Uk Coal announced plans in April to close the colliery, with the loss of 700 jobs.

A planned workforce buy-out fell through, and in September the company secured a £4m government loan to fund a ‘managed closure’ of mine by the end of this year.

In January, UK Coal submitted a plan to the government asking for further funding which would see Kellingley remain open until 2018 or provide further funding for the closure of the business, including the retraining of the miners.

Ms Cooper said: “I met Vince Cable and urged him and the government to act immediately to keep Kellingley open before it’s too late. Two hundred redundancies are planned for the first week in April so if we don’t act now it’ll be too late.

“The workforce, UK Coal and the local community have done all they can to extend the life of the pit. It’s now time for the government to do its bit and intervene.
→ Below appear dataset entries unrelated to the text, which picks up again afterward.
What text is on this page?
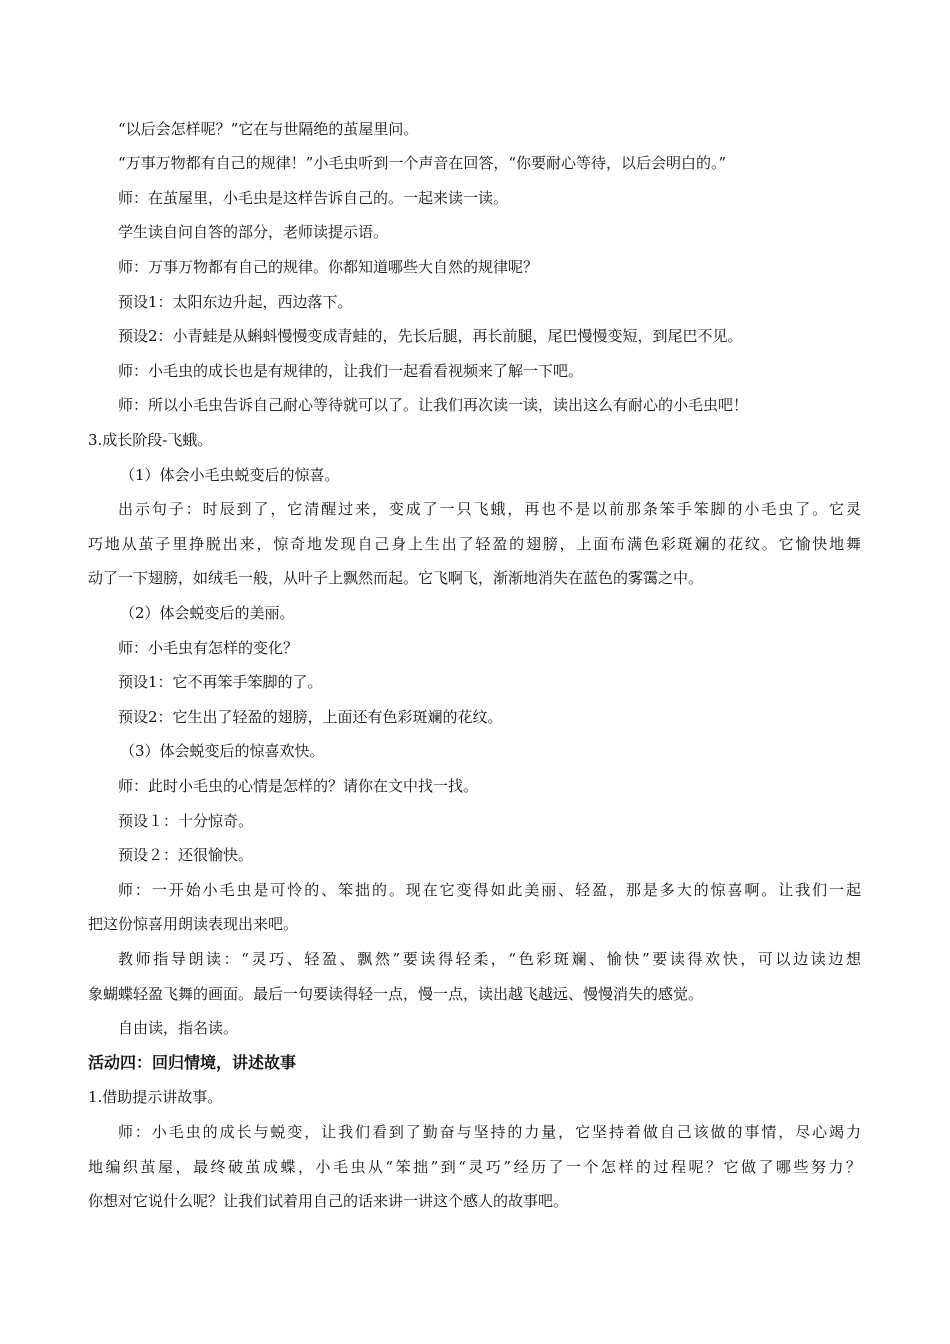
“以后会怎样呢？”它在与世隔绝的茧屋里问。
“万事万物都有自己的规律！”小毛虫听到一个声音在回答，“你要耐心等待，以后会明白的。”
师：在茧屋里，小毛虫是这样告诉自己的。一起来读一读。
学生读自问自答的部分，老师读提示语。
师：万事万物都有自己的规律。你都知道哪些大自然的规律呢？
预设1：太阳东边升起，西边落下。
预设2：小青蛙是从蝌蚪慢慢变成青蛙的，先长后腿，再长前腿，尾巴慢慢变短，到尾巴不见。
师：小毛虫的成长也是有规律的，让我们一起看看视频来了解一下吧。
师：所以小毛虫告诉自己耐心等待就可以了。让我们再次读一读，读出这么有耐心的小毛虫吧！
3.成长阶段-飞蛾。
（1）体会小毛虫蜕变后的惊喜。
出示句子：时辰到了，它清醒过来，变成了一只飞蛾，再也不是以前那条笨手笨脚的小毛虫了。它灵
巧地从茧子里挣脱出来，惊奇地发现自己身上生出了轻盈的翅膀，上面布满色彩斑斓的花纹。它愉快地舞
动了一下翅膀，如绒毛一般，从叶子上飘然而起。它飞啊飞，渐渐地消失在蓝色的雾霭之中。
（2）体会蜕变后的美丽。
师：小毛虫有怎样的变化？
预设1：它不再笨手笨脚的了。
预设2：它生出了轻盈的翅膀，上面还有色彩斑斓的花纹。
（3）体会蜕变后的惊喜欢快。
师：此时小毛虫的心情是怎样的？请你在文中找一找。
预设１：十分惊奇。
预设２：还很愉快。
师：一开始小毛虫是可怜的、笨拙的。现在它变得如此美丽、轻盈，那是多大的惊喜啊。让我们一起
把这份惊喜用朗读表现出来吧。
教师指导朗读：“灵巧、轻盈、飘然”要读得轻柔，“色彩斑斓、愉快”要读得欢快，可以边读边想
象蝴蝶轻盈飞舞的画面。最后一句要读得轻一点，慢一点，读出越飞越远、慢慢消失的感觉。
自由读，指名读。
活动四：回归情境，讲述故事
1.借助提示讲故事。
师：小毛虫的成长与蜕变，让我们看到了勤奋与坚持的力量，它坚持着做自己该做的事情，尽心竭力
地编织茧屋，最终破茧成蝶，小毛虫从“笨拙”到“灵巧”经历了一个怎样的过程呢？它做了哪些努力？
你想对它说什么呢？让我们试着用自己的话来讲一讲这个感人的故事吧。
“The business secretary promised me that there will be an answer to the state aid applications by Thursday.”

A government spokesman said: “We have already given UK Coal a £4m loan to deliver its managed closure plan.

“We have now received a plan from the company to extend the life of the mine further and will look carefully at their proposal, bearing in mind that we must make sure that taxpayers receive value for money and that the sum is affordable.

“When we talk about state aid we are referring to taxpayers money and not a separate pot in Brussels that we can dip into. The European Commission considers what support states can give to companies but does not provide the funding for that support.”